Seattle lawyer Bill Marler, who has represented dozens of clients in lawsuits connected to contaminated bagged leafy greens, said he's representing more than 30 clients from 12 states over the current E. coli outbreak. He said he reached a settlement for his clients with the company in five previous cases, but could not reveal its terms.

Based on past experience, Marler said he suspects bacteria-tainted irrigation or flood water is behind the current outbreak.

"Plants like spinach and lettuce can absorb not just water but bacteria," Marler said. "All the washing and rinsing and triple washing and nice bags with smiley faces on them mean nothing because the product is then just a little tiny bomb waiting for someone to eat it."

But Jerry Welcome, executive vice president of the United Fresh Produce Association, said consumers are probably better off eating bagged spinach that's been processed in a climate-controlled factory, staffed by machines and workers in sterile uniforms, than bunches plucked from a farmer's market.

The nationwide E. coli outbreak from bagged spinach could seriously dampen the popularity of prewashed, packaged salads with time-pressed and diet-conscious Americans, food safety and marketing experts say. It's a $2.8 billion-a-year industry built on convenience and good health.

"This stuff is supposed to be triple-washed, whatever that means, but E. coli is still getting into it," said Marcia Mogelonsky, a Mintel International research analyst. "I'm afraid with this new food fear, people are going to stop eating salad because even if it's in a bag they are going to have to wash it and it becomes inconvenient again."

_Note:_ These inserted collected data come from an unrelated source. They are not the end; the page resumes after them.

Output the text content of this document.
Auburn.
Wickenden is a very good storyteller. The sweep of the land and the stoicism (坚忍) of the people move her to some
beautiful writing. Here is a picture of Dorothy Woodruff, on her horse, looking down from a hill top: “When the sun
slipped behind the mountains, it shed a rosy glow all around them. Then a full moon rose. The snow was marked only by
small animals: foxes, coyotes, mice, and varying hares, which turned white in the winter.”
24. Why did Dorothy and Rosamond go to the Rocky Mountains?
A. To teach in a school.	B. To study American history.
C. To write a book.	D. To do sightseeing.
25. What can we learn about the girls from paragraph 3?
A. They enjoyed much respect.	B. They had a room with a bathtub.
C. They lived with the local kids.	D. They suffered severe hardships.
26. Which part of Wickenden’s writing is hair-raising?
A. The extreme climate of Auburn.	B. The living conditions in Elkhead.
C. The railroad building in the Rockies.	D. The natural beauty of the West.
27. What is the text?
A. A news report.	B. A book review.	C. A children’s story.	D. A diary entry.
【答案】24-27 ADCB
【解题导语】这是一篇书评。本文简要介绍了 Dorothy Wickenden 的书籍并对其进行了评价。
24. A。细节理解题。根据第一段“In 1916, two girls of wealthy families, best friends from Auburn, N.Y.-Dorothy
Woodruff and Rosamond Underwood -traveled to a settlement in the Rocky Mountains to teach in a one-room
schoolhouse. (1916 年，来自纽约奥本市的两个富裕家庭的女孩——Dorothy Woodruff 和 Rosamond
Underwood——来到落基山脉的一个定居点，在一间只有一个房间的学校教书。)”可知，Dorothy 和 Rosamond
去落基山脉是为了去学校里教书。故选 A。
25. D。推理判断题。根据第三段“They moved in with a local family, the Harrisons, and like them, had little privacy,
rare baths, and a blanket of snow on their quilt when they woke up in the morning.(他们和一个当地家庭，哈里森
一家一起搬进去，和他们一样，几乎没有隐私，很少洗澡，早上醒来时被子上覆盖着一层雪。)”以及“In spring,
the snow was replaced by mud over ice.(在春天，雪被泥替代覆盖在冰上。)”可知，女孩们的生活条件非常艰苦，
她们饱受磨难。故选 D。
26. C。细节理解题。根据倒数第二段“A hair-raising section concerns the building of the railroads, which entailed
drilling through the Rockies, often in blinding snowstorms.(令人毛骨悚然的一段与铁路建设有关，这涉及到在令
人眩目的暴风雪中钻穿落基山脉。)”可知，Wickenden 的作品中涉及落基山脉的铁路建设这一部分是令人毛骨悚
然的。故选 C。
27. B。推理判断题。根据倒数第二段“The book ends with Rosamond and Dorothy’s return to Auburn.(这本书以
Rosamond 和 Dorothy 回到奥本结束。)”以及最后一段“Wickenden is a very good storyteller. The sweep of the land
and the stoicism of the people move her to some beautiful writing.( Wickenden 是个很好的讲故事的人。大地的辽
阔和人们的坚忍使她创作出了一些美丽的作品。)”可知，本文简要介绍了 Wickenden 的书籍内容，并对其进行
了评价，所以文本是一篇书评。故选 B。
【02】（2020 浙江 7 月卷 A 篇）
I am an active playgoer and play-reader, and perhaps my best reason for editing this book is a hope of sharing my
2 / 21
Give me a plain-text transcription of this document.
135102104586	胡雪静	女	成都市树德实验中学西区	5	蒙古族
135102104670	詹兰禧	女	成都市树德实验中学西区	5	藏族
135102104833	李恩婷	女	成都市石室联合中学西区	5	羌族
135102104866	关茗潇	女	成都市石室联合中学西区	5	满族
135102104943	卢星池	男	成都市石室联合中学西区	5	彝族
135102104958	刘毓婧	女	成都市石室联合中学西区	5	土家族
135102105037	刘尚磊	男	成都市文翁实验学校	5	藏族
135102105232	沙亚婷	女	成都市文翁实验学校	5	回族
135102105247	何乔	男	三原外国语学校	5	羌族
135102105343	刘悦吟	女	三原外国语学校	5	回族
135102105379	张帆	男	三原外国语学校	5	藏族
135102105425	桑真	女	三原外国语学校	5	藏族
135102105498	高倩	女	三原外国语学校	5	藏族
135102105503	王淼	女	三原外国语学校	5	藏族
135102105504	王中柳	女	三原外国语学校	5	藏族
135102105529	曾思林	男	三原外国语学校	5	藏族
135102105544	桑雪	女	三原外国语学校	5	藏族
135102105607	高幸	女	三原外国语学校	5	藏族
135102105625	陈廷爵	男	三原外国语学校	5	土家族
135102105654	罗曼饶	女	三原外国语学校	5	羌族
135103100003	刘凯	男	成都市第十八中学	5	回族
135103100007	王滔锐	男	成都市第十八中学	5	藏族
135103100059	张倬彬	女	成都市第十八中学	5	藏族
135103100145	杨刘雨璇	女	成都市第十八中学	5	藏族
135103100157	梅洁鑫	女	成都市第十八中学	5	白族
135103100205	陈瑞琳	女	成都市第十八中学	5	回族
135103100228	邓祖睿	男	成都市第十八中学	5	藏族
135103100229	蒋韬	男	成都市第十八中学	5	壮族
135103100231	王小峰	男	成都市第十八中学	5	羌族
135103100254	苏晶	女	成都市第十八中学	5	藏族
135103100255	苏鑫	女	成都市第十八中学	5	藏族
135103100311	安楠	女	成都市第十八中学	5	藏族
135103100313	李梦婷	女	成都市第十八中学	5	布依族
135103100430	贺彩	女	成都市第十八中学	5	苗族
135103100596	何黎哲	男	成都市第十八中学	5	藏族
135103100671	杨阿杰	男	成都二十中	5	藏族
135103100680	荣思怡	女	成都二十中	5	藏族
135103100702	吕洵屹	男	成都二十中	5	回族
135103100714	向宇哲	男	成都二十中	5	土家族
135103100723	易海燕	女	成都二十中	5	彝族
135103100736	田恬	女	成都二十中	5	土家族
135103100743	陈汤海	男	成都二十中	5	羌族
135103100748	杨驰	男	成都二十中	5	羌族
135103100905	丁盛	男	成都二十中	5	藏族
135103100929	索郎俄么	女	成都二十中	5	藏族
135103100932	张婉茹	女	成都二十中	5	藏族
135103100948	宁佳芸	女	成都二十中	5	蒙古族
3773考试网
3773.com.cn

Government and industry officials were working on how to allow spinach grown elsewhere back on the market, Acheson said.

New Jersey Democratic Sens. Robert Menendez and Frank R. Lautenberg urged the FDA to assure the public spinach grown in their state was safe.

"As the nation's fourth-largest spinach producer, spinach farming is a multimillion-dollar industry for the Garden State," Menendez said. "That is why we are imploring the FDA to move quickly in identifying the source of the infected spinach."

Investigators began visiting farms in the Salinas Valley on Tuesday, seeking signs of past flooding or cases in which contaminated surface areas had come into contact with crops. They also were looking for potential sources of bacteria inside packing plants.

California produces 74 percent of the nation's fresh spinach crop. The Salinas Valley accounts for roughly three-quarters of the state's share, and it has been the focus of the investigation. The area has links to both Natural Selection Foods and a second company that also recalled fresh spinach products, River Ranch Fresh Foods of Salinas.

A third company, RLB Food Distributors of West Caldwell, N.J., has recalled Balducci's and FreshPro brand spinach products distributed to East Coast states because some of the spinach could have come from Natural Selection Foods.

Arizona and Colorado on Wednesday joined the list of states reporting E. coli cases. The others are California, Connecticut, Idaho, Illinois, Indiana, Kentucky, Maine, Michigan, Minnesota, Nebraska, New Mexico, Nevada, New York, Ohio, Oregon, Pennsylvania, Utah, Virginia, Washington, Wisconsin and Wyoming. Wisconsin has reported the most cases, as well as the lone death.

Among those sickened, 71 percent were women. Among those victims who could provide a date, they reported falling sick between Aug. 19 and Sept. 5, according to the Centers for Disease Control and Prevention.

New Mexico's public health laboratory isolated E. coli from the bag of opened spinach and then completed "DNA fingerprinting" tests late Tuesday. State and federal officials then matched it to the strain of the bacteria — E. coli O157:H7 — implicated in the outbreak.